A SmartDrive study on distracted driving shows the magnitude of that challenge. For the recently released Distracted Driving Index, the company analyzed some 15.2 million videos totaling more than 126,650 hours from its onboard video event recording system. The analysis included 137 different commercial vehicle operations and the distracted driving behavior of more than 88,600 drivers.
In 2012, among non-public transit fleets in the study, the distraction rate was 17.2 percent, meaning drivers were distracted once every 2.91 minutes. Among the observations with the highest distraction rates were food and beverage consumption, smoking, hands-free device use, mobile phone texting, dialing and talking, and reading paperwork.
The Distracted Driving Index also indicates how focused training and coaching can have a positive impact on safety. The overall distracted driving rate for drivers using the company's program for longer than two weeks in 2012 was 53.2 percent lower than the rate for drivers that had just started the system.

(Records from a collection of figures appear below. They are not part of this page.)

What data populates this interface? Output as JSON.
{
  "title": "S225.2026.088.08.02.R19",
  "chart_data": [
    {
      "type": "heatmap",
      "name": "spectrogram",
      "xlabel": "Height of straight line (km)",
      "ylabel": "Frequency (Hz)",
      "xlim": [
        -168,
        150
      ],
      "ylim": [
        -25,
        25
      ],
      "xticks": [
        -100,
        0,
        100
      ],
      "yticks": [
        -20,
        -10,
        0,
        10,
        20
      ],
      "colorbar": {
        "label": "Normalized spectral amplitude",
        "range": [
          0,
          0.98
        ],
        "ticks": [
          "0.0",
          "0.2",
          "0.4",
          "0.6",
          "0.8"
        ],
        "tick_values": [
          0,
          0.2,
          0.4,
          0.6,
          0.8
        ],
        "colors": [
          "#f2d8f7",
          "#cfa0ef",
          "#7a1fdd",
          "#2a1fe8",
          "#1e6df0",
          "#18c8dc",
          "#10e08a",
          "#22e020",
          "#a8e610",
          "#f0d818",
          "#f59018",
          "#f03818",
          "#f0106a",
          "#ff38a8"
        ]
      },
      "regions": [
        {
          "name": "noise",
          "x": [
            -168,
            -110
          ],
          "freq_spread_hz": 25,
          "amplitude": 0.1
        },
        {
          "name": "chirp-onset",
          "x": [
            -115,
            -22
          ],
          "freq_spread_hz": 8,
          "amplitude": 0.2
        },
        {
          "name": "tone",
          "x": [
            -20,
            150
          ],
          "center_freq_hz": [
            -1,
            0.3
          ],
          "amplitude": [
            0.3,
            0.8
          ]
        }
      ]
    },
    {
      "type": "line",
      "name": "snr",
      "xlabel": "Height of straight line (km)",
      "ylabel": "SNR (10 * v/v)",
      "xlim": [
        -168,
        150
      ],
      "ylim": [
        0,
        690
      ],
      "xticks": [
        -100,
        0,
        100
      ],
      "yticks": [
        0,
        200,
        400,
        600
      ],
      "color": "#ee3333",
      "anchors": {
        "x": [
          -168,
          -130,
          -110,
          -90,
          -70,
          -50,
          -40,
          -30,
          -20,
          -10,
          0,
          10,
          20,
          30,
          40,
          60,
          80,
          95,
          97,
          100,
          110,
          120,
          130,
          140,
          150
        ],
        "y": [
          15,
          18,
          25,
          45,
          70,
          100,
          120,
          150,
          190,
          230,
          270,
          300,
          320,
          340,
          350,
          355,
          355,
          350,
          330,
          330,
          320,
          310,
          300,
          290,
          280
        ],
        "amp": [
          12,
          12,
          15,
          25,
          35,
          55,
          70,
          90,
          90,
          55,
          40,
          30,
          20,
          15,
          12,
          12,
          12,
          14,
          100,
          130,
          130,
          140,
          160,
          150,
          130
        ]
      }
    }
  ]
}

"The benefits are measurable," Palmer said. "Among customers using the SmartDrive focused coaching approach, risky driving drops by as much as 50 percent within the first six weeks and up to 70 percent by the end of the first year. In addition, drivers are protected by video and vehicle data, which helps exonerate fraudulent claims. Over 80 percent of our videos are used to exonerate the driver."
Improving Fuel Efficiency
SmartDrive Fuel tracks driving maneuvers and operating practices, and provides feedback to drivers so adjustments can be made to improve fuel efficiency.
"Our research shows that 25 percent of fuel savings opportunity comes from inefficient driving maneuvers," Palmer said. "It follows that real-time feedback and coaching through the use of video, audio and vehicle data to review driver performance can save fuel. Easing up on the throttle and other softer driving techniques, for example, help drivers really cut fuel use. Within weeks, users have seen improvements in fuel efficiency of 10 percent or more."
The SmartDrive Work Truck Fuel Efficiency Study quantifies the benefits of this process. The study looks at the impact of driving techniques on fuel consumption in 1,612 work trucks in a broad range of operating environments.
In stage two of the study, instant driver feedback using in-cab color light emitting diodes that provide real-time warnings of fuel-wasting maneuvers was implemented. In addition, SmartDrive Mobile-a free app for smart phones, tablets or computers available at iTunes and Google Play stores-gives drivers real-time access to individual vehicle and driver performance data for self-assessment.
"Providing drivers with immediate feedback in the vehicle allows them to make quick corrections and learn how to most efficiently operate their vehicles," Palmer said. "At the same time, rankings forwarded to fleet managers provide visibility and recommendations for training drivers constructively. In this study, by the end of the second month of the deployment period, the top 25 percent of drivers with the greatest improvement in fuel economy reduced fuel use by an average of 30 percent."
The combination of real-time feedback and focused training can drive significant improvement in safety and fuel efficiency for utility fleets. By pinpointing specific unsafe or inefficient driving skills, video event recorder technology gives drivers and utility fleets the ability to identify, manage and improve performance.
"Think of videos as game films for drivers, similar to those used by athletes and sports teams that seasoned veterans and rookies can use to learn how to improve driving skills," Palmer said. "The result for utility fleet operations will be sustainable improvements in safety and significant reductions in operating costs."